Tumor-bearing mice display reduced insulin-stimulated glucose uptake and microvascular perfusion and exhibit increased hepatic glucose production

Abstract Cancer is often associated with poor glycemic control. However, the underlying molecular mechanisms are unknown. The aim of this study was to elucidate tissue-specific contributions and molecular mechanisms underlying impaired glycemic regulation in cancer. Basal and insulin-stimulated glucose uptake in skeletal muscle and white adipose tissue (WAT), as well as hepatic glucose production, were determined in control and Lewis lung carcinoma (LLC) tumor-bearing C57BL/6 mice using isotopic tracers. Muscle microvascular perfusion was analyzed via a real-time contrast-enhanced ultrasound technique. Finally, the role of fatty acid turnover on glycemic control was determined by treating tumor-bearing insulin resistant mice with nicotinic acid or etomoxir. LLC tumor-bearing mice displayed whole-body insulin resistance and glucose intolerance, which was restored by nicotinic acid or etomoxir. Insulin-stimulated glucose uptake was reduced in muscle and WAT of mice carrying large tumors.

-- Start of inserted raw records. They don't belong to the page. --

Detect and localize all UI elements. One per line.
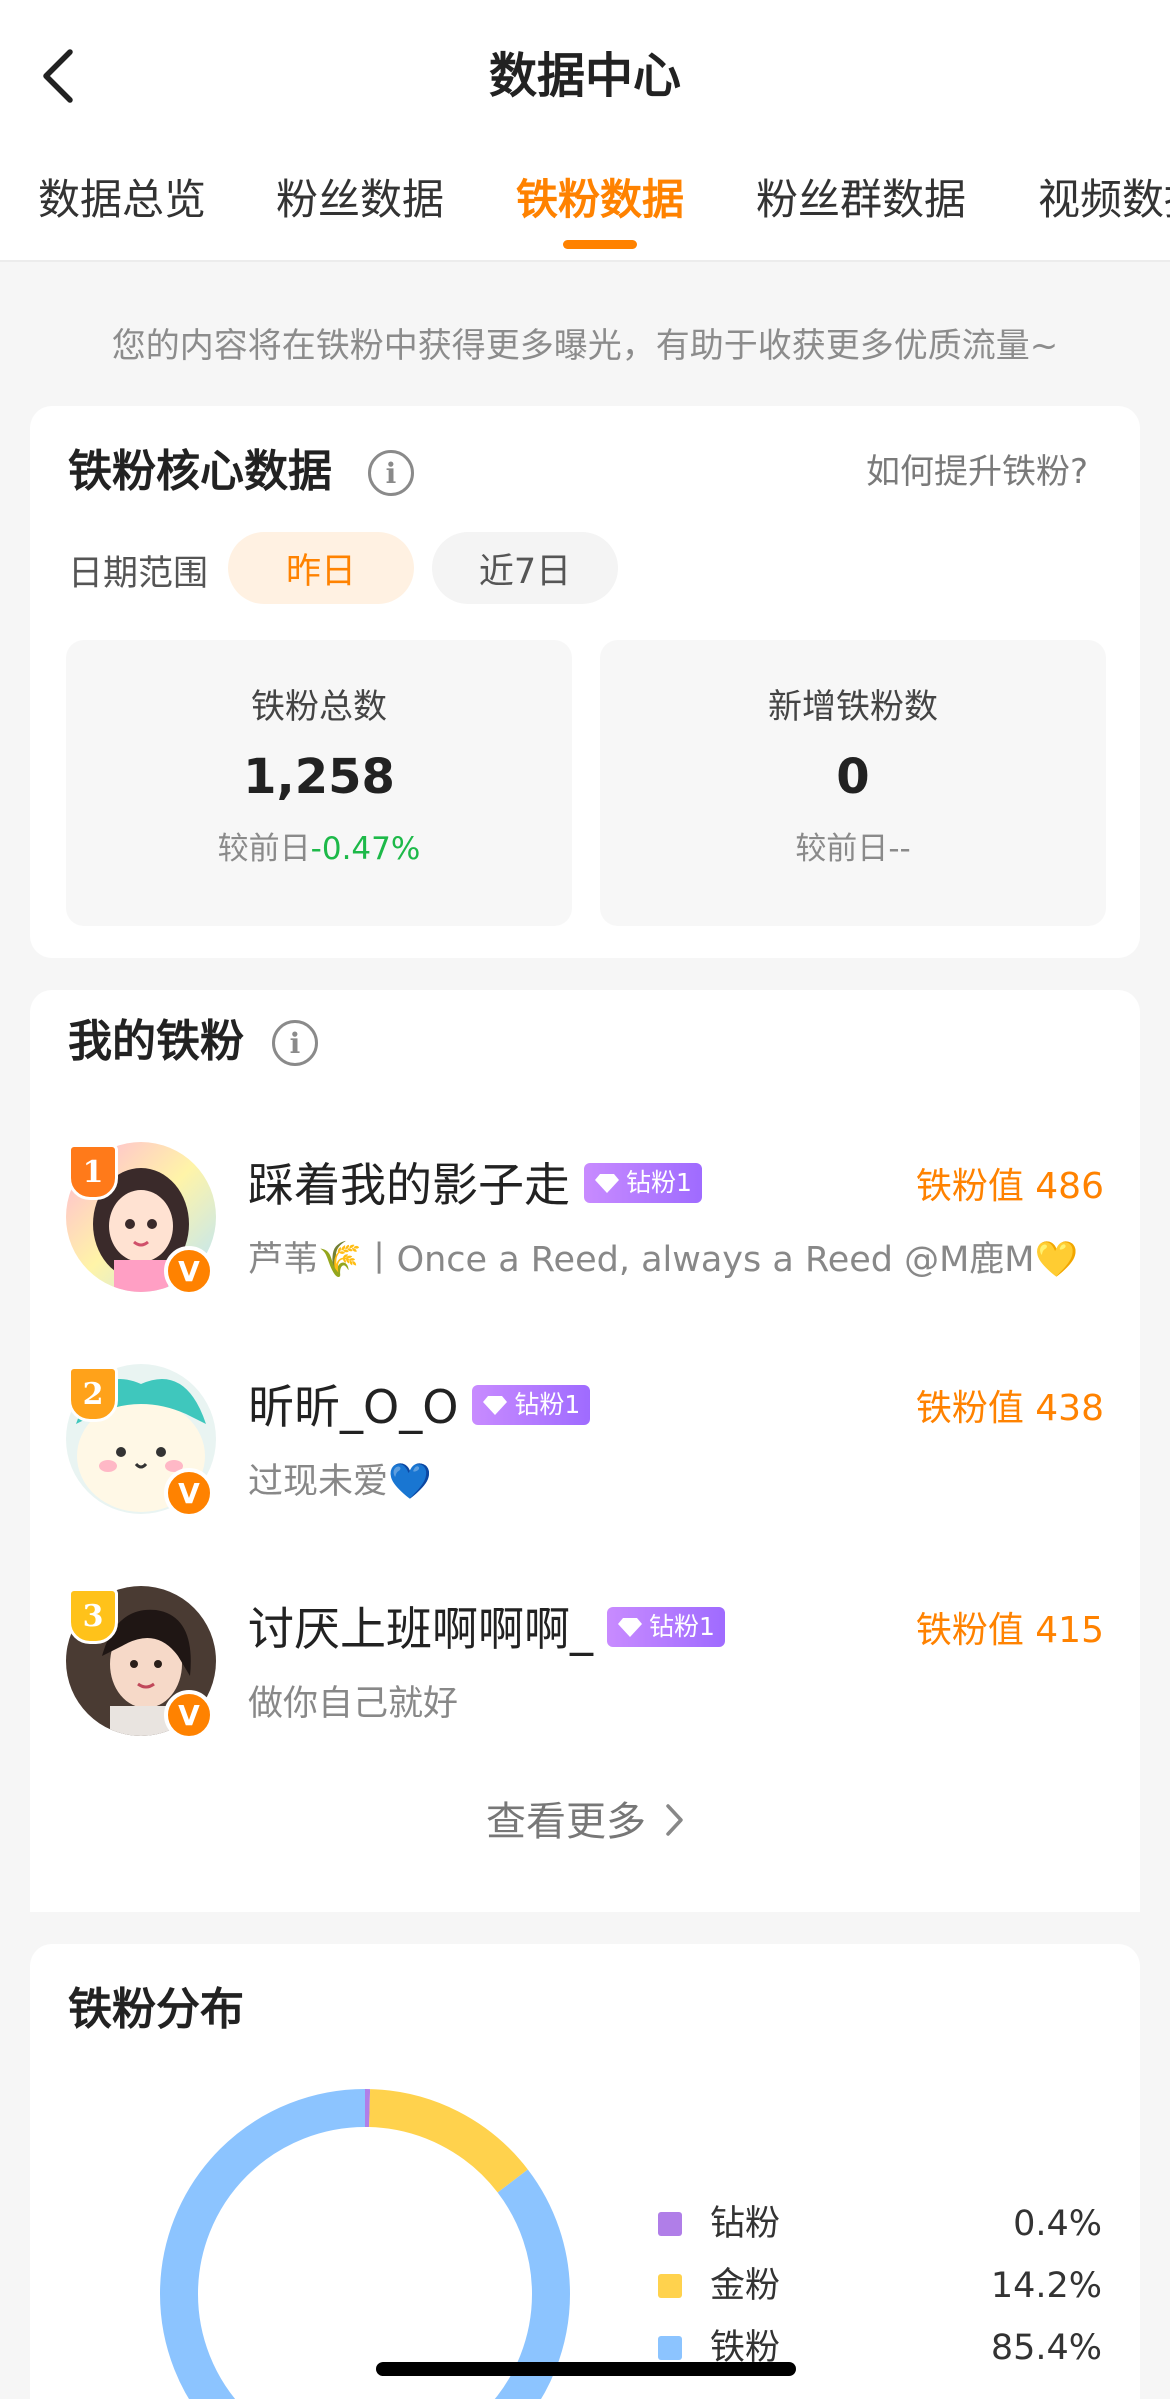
compare-prefix: 较前日 [217,831,311,867]
home-indicator [376,2362,796,2376]
fan-bio: 芦苇🌾丨Once a Reed, always a Reed @M鹿M💛 [248,1240,1079,1280]
fan-score: 铁粉值 486 [916,1162,1104,1212]
legend-percent: 85.4% [990,2328,1102,2368]
new-iron-fans-stat: 新增铁粉数 0 较前日-- [600,640,1106,926]
diamond-icon [595,1173,619,1193]
tab-fan-group[interactable]: 粉丝群数据 [756,160,966,240]
top-bar: 数据中心 数据总览 粉丝数据 铁粉数据 粉丝群数据 视频数据 [0,0,1170,262]
legend-swatch [658,2212,682,2236]
page-title: 数据中心 [488,48,681,104]
see-more-button[interactable]: 查看更多 [30,1790,1140,1856]
how-to-improve-link[interactable]: 如何提升铁粉? [866,442,1088,502]
range-7days-button[interactable]: 近7日 [432,532,618,604]
info-icon[interactable]: i [368,450,414,496]
distribution-title: 铁粉分布 [68,1984,244,2035]
level-badge-label: 钻粉1 [626,1167,692,1197]
legend-label: 钻粉 [710,2204,781,2244]
stat-compare: 较前日-- [600,824,1106,874]
see-more-label: 查看更多 [486,1799,646,1845]
tab-overview[interactable]: 数据总览 [38,160,206,240]
stat-label: 新增铁粉数 [768,687,938,727]
legend-label: 金粉 [710,2266,781,2306]
date-range-label: 日期范围 [68,554,209,594]
verified-badge-icon: V [164,1690,214,1740]
active-tab-indicator [563,240,637,249]
score-label: 铁粉值 [915,1610,1024,1651]
fan-row[interactable]: 2 V 昕昕_O_O 钻粉1 铁粉值 438 过现未爱💙 [30,1364,1140,1534]
verified-badge-icon: V [164,1468,214,1518]
compare-value: -- [888,831,911,867]
chevron-right-icon [664,1792,684,1856]
tab-fans[interactable]: 粉丝数据 [276,160,444,240]
core-data-card: 铁粉核心数据 i 如何提升铁粉? 日期范围 昨日 近7日 铁粉总数 1,258 … [30,406,1140,958]
rank-badge: 3 [68,1588,118,1644]
level-badge: 钻粉1 [584,1162,702,1203]
total-iron-fans-stat: 铁粉总数 1,258 较前日-0.47% [66,640,572,926]
level-badge-label: 钻粉1 [649,1611,715,1641]
legend-swatch [658,2336,682,2360]
notice-text: 您的内容将在铁粉中获得更多曝光，有助于收获更多优质流量~ [111,326,1059,366]
legend-item: 金粉 14.2% [658,2256,1102,2316]
fan-bio: 过现未爱💙 [248,1462,432,1502]
score-label: 铁粉值 [915,1388,1024,1429]
iron-fan-distribution-card: 铁粉分布 钻粉 0.4% 金粉 14.2% 铁粉 85.4% [30,1944,1140,2399]
score-label: 铁粉值 [915,1166,1024,1207]
fan-score: 铁粉值 438 [916,1384,1104,1434]
stat-label: 铁粉总数 [251,687,387,727]
info-icon[interactable]: i [272,1020,318,1066]
fan-name[interactable]: 讨厌上班啊啊啊_ 钻粉1 [248,1596,725,1662]
range-yesterday-button[interactable]: 昨日 [228,532,414,604]
tab-video[interactable]: 视频数据 [1038,160,1170,240]
diamond-icon [483,1395,508,1415]
score-value: 415 [1035,1610,1104,1651]
stat-value: 0 [836,749,870,805]
fan-name-text: 踩着我的影子走 [248,1158,570,1212]
level-badge-label: 钻粉1 [514,1389,581,1419]
tab-bar: 数据总览 粉丝数据 铁粉数据 粉丝群数据 视频数据 [0,160,1170,240]
verified-badge-icon: V [164,1246,214,1296]
core-data-title: 铁粉核心数据 [68,446,332,497]
legend-percent: 0.4% [1013,2204,1102,2244]
fan-row[interactable]: 1 V 踩着我的影子走 钻粉1 铁粉值 486 芦苇🌾丨Once a Reed, … [30,1142,1140,1312]
stat-value: 1,258 [243,749,395,805]
fan-row[interactable]: 3 V 讨厌上班啊啊啊_ 钻粉1 铁粉值 415 做你自己就好 [30,1586,1140,1756]
score-value: 486 [1035,1166,1104,1207]
fan-bio: 做你自己就好 [248,1684,459,1724]
legend-swatch [658,2274,682,2298]
my-iron-fans-title: 我的铁粉 [68,1016,244,1067]
fan-name-text: 讨厌上班啊啊啊_ [248,1602,593,1656]
my-iron-fans-card: 我的铁粉 i 1 V 踩着我的影子走 钻粉1 铁粉值 486 芦苇🌾丨Once a… [30,990,1140,1912]
level-badge: 钻粉1 [607,1606,725,1647]
legend-item: 钻粉 0.4% [658,2194,1102,2254]
score-value: 438 [1035,1388,1104,1429]
level-badge: 钻粉1 [472,1384,591,1425]
distribution-donut-chart [160,2089,570,2399]
compare-value: -0.47% [310,831,421,867]
diamond-icon [618,1617,642,1637]
fan-name[interactable]: 昕昕_O_O 钻粉1 [248,1374,591,1440]
rank-badge: 2 [68,1366,118,1422]
legend-percent: 14.2% [990,2266,1102,2306]
fan-name[interactable]: 踩着我的影子走 钻粉1 [248,1152,702,1218]
compare-prefix: 较前日 [795,831,889,867]
stat-compare: 较前日-0.47% [66,824,572,874]
fan-name-text: 昕昕_O_O [248,1380,459,1434]
tab-iron-fans[interactable]: 铁粉数据 [516,160,684,240]
fan-score: 铁粉值 415 [916,1606,1104,1656]
rank-badge: 1 [68,1144,118,1200]
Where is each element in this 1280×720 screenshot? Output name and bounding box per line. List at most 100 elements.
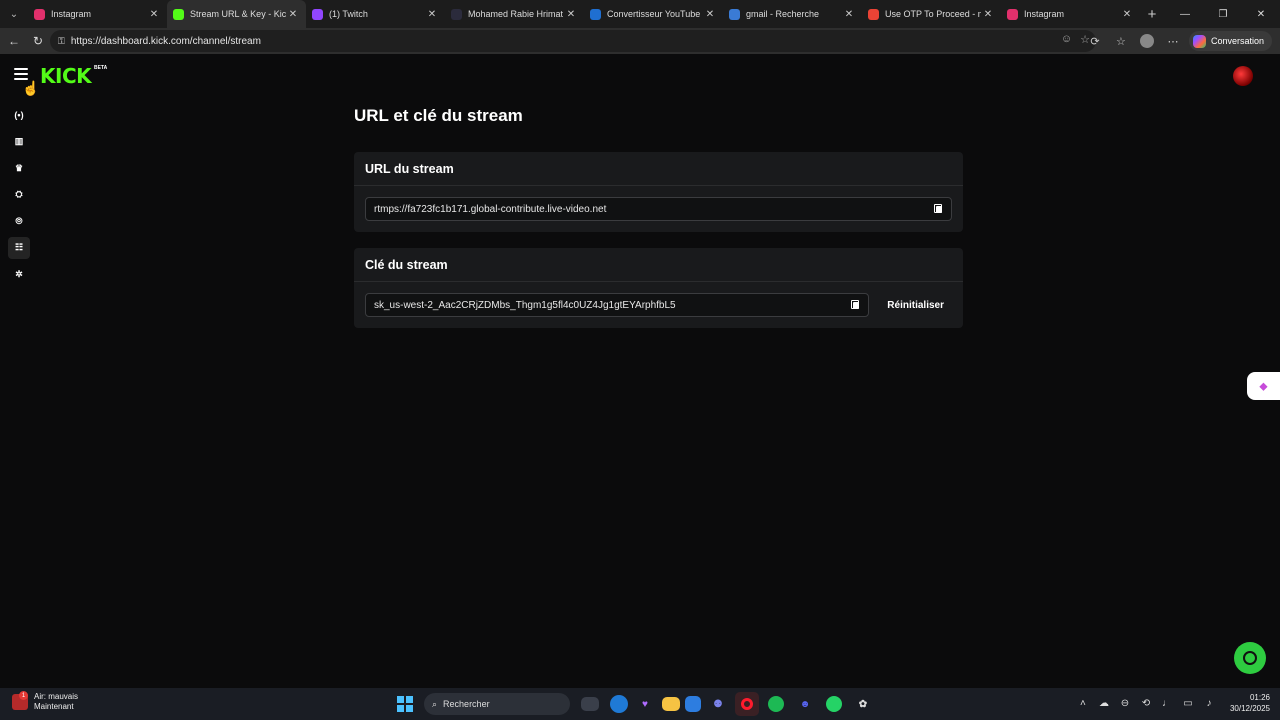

Despite compromised muscle glucose uptake, tumor-bearing mice displayed upregulated insulin-stimulated phosphorylation of TBC1D4Thr642 (+18%), AKTSer473 (+65%), and AKTThr308 (+86%). Insulin caused a 20% increase in muscle microvascular perfusion in control mice, which was completely abolished in tumor-bearing mice. Additionally, tumor-bearing mice displayed increased (+ 45%) basal (but not insulin-stimulated) hepatic glucose production. In conclusion, cancer causes significant whole-body insulin resistance, which was restored by inhibition of adipose tissue lipolysis or whole-body fatty acid oxidation. Insulin resistance in tumor-bearing mice was associated with to i) impaired muscle glucose uptake despite augmented insulin signaling and impaired glucose uptake in adipose tissue ii) abrogated muscle microvascular perfusion in response to insulin, and iii) increased basal hepatic glucose production.